As he worked in the garden,
Satan came to him and said:
"If you will let me help
you, I can show you how to make grapes grow on the vine tomorrow."
"That," said Noah, "is
something worth seeing."
Satan helped Noah plant
the vine. Then Satan took a lamb, a lion, a monkey and a pig and watered
the plant with their blood.
That is why, after the
first glass of wine, one becomes gentle as a lamb; after the second glass
of wine, as daring as a lion; after the third glass one is apt to make
a monkey of himself; and after the fourth glass of wine, a man becomes
drunk and behaves like a pig.
-- Lore of the Old Testament
William
Jennings Bryan, on a visit to Japan, attended a banquet in honor of a Japanese
admiral. To drink a toast the guests lifted their champagne glasses,
but the American raised a glass of water. As guests gasped, someone
grabbed the statesman's arm and whispered that such a toast was considered
an insult. Equal to the situation, the American replied, turning
to the admiral, "You have won victories on the water, so I drink your health
in water. Whenever you win on champagne, I shall drink your health
in champagne."
In 1841
a thirty-three-year-old Englishman was walking to a temperance meeting
some fifteen miles away. He read a newspaper account of plans to
open a railroad line in the same direction and reasoned that perhaps the
railroad could be enticed to give reduced fares for groups of people who
planned to travel together to the same destination. The outcome was
a special round-trip fare for the normal one-way rate.

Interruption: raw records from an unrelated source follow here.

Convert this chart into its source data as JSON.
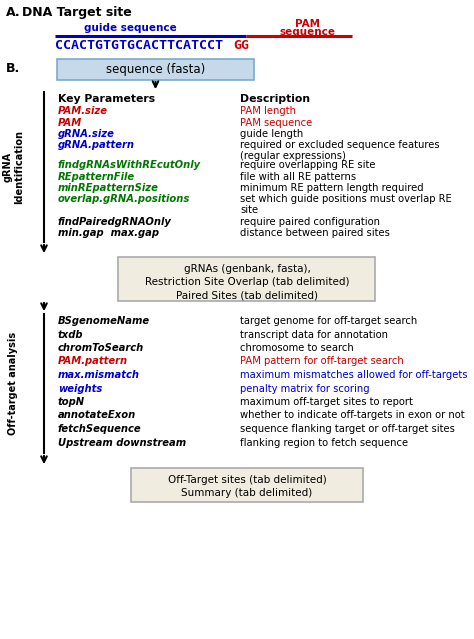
{
  "fig_width": 4.74,
  "fig_height": 6.39,
  "dpi": 100,
  "bg_color": "#ffffff",
  "guide_label": "guide sequence",
  "pam_label_line1": "PAM",
  "pam_label_line2": "sequence",
  "dna_blue": "CCACTGTGTGCACTTCATCCT",
  "dna_red": "GG",
  "input_box1_text": "sequence (fasta)",
  "input_box1_color": "#c5d9ea",
  "input_box1_border": "#7aabcc",
  "col_key": "Key Parameters",
  "col_desc": "Description",
  "grna_params": [
    {
      "text": "PAM.size",
      "color": "#cc0000",
      "style": "italic",
      "weight": "bold"
    },
    {
      "text": "PAM",
      "color": "#cc0000",
      "style": "italic",
      "weight": "bold"
    },
    {
      "text": "gRNA.size",
      "color": "#0000cc",
      "style": "italic",
      "weight": "bold"
    },
    {
      "text": "gRNA.pattern",
      "color": "#0000cc",
      "style": "italic",
      "weight": "bold"
    },
    {
      "text": "findgRNAsWithREcutOnly",
      "color": "#007700",
      "style": "italic",
      "weight": "bold"
    },
    {
      "text": "REpatternFile",
      "color": "#007700",
      "style": "italic",
      "weight": "bold"
    },
    {
      "text": "minREpatternSize",
      "color": "#007700",
      "style": "italic",
      "weight": "bold"
    },
    {
      "text": "overlap.gRNA.positions",
      "color": "#007700",
      "style": "italic",
      "weight": "bold"
    },
    {
      "text": "findPairedgRNAOnly",
      "color": "#000000",
      "style": "italic",
      "weight": "bold"
    },
    {
      "text": "min.gap  max.gap",
      "color": "#000000",
      "style": "italic",
      "weight": "bold"
    }
  ],
  "grna_descs": [
    {
      "text": "PAM length",
      "color": "#cc0000",
      "extra": ""
    },
    {
      "text": "PAM sequence",
      "color": "#cc0000",
      "extra": ""
    },
    {
      "text": "guide length",
      "color": "#000000",
      "extra": ""
    },
    {
      "text": "required or excluded sequence features",
      "color": "#000000",
      "extra": "(regular expressions)"
    },
    {
      "text": "require overlapping RE site",
      "color": "#000000",
      "extra": ""
    },
    {
      "text": "file with all RE patterns",
      "color": "#000000",
      "extra": ""
    },
    {
      "text": "minimum RE pattern length required",
      "color": "#000000",
      "extra": ""
    },
    {
      "text": "set which guide positions must overlap RE",
      "color": "#000000",
      "extra": "site"
    },
    {
      "text": "require paired configuration",
      "color": "#000000",
      "extra": ""
    },
    {
      "text": "distance between paired sites",
      "color": "#000000",
      "extra": ""
    }
  ],
  "mid_box_text_lines": [
    "gRNAs (genbank, fasta),",
    "Restriction Site Overlap (tab delimited)",
    "Paired Sites (tab delimited)"
  ],
  "mid_box_color": "#f0ece0",
  "mid_box_border": "#aaaaaa",
  "offtarget_params": [
    {
      "text": "BSgenomeName",
      "color": "#000000",
      "style": "italic",
      "weight": "bold"
    },
    {
      "text": "txdb",
      "color": "#000000",
      "style": "italic",
      "weight": "bold"
    },
    {
      "text": "chromToSearch",
      "color": "#000000",
      "style": "italic",
      "weight": "bold"
    },
    {
      "text": "PAM.pattern",
      "color": "#cc0000",
      "style": "italic",
      "weight": "bold"
    },
    {
      "text": "max.mismatch",
      "color": "#0000cc",
      "style": "italic",
      "weight": "bold"
    },
    {
      "text": "weights",
      "color": "#0000cc",
      "style": "italic",
      "weight": "bold"
    },
    {
      "text": "topN",
      "color": "#000000",
      "style": "italic",
      "weight": "bold"
    },
    {
      "text": "annotateExon",
      "color": "#000000",
      "style": "italic",
      "weight": "bold"
    },
    {
      "text": "fetchSequence",
      "color": "#000000",
      "style": "italic",
      "weight": "bold"
    },
    {
      "text": "Upstream downstream",
      "color": "#000000",
      "style": "italic",
      "weight": "bold"
    }
  ],
  "offtarget_descs": [
    {
      "text": "target genome for off-target search",
      "color": "#000000"
    },
    {
      "text": "transcript data for annotation",
      "color": "#000000"
    },
    {
      "text": "chromosome to search",
      "color": "#000000"
    },
    {
      "text": "PAM pattern for off-target search",
      "color": "#cc0000"
    },
    {
      "text": "maximum mismatches allowed for off-targets",
      "color": "#0000cc"
    },
    {
      "text": "penalty matrix for scoring",
      "color": "#0000cc"
    },
    {
      "text": "maximum off-target sites to report",
      "color": "#000000"
    },
    {
      "text": "whether to indicate off-targets in exon or not",
      "color": "#000000"
    },
    {
      "text": "sequence flanking target or off-target sites",
      "color": "#000000"
    },
    {
      "text": "flanking region to fetch sequence",
      "color": "#000000"
    }
  ],
  "out_box_text_lines": [
    "Off-Target sites (tab delimited)",
    "Summary (tab delimited)"
  ],
  "out_box_color": "#f0ece0",
  "out_box_border": "#aaaaaa",
  "grna_side_label": "gRNA\nIdentification",
  "offtarget_side_label": "Off-target analysis"
}
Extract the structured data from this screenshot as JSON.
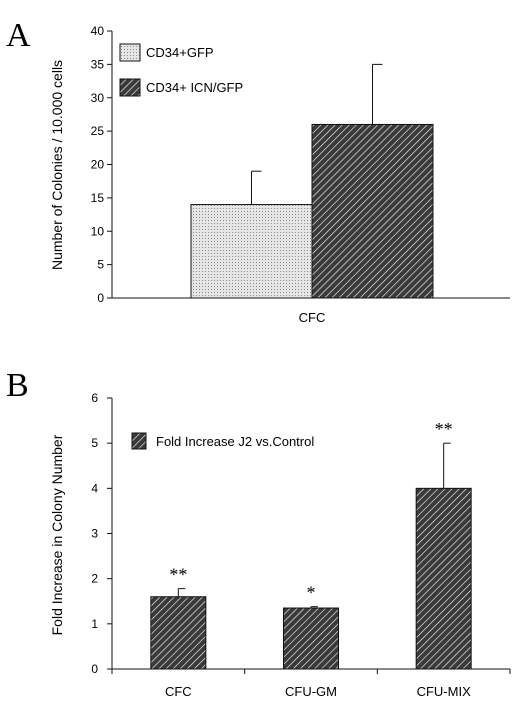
{
  "chart_data": [
    {
      "panel_label": "A",
      "type": "bar",
      "categories": [
        "CFC"
      ],
      "series": [
        {
          "name": "CD34+GFP",
          "values": [
            14
          ],
          "errors": [
            5
          ],
          "fill": "dots"
        },
        {
          "name": "CD34+ ICN/GFP",
          "values": [
            26
          ],
          "errors": [
            9
          ],
          "fill": "hatch"
        }
      ],
      "ylabel": "Number of Colonies / 10.000 cells",
      "xlabel": "",
      "ylim": [
        0,
        40
      ],
      "yticks": [
        0,
        5,
        10,
        15,
        20,
        25,
        30,
        35,
        40
      ],
      "legend_position": "top-left",
      "grid": false
    },
    {
      "panel_label": "B",
      "type": "bar",
      "categories": [
        "CFC",
        "CFU-GM",
        "CFU-MIX"
      ],
      "series": [
        {
          "name": "Fold Increase J2 vs.Control",
          "values": [
            1.6,
            1.35,
            4.0
          ],
          "errors": [
            0.18,
            0.03,
            1.0
          ],
          "fill": "hatch"
        }
      ],
      "significance": [
        "**",
        "*",
        "**"
      ],
      "ylabel": "Fold Increase in Colony Number",
      "xlabel": "",
      "ylim": [
        0,
        6
      ],
      "yticks": [
        0,
        1,
        2,
        3,
        4,
        5,
        6
      ],
      "legend_position": "top-left",
      "grid": false
    }
  ],
  "colors": {
    "ink": "#111111",
    "dots_bg": "#e6e6e6",
    "hatch_bg": "#3a3a3a"
  }
}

The man's
name was Thomas Cook who, virtually uncontested, remained the only travel
agency of any size for the next fifty years. Though Cook began as
a temperance leader, not a travel agent, cynics might have assumed that
the prosperity of his business would have weakened his primary interest
- temperance. But during his half-century in business, almost all
of his earnings went to combat intemperance.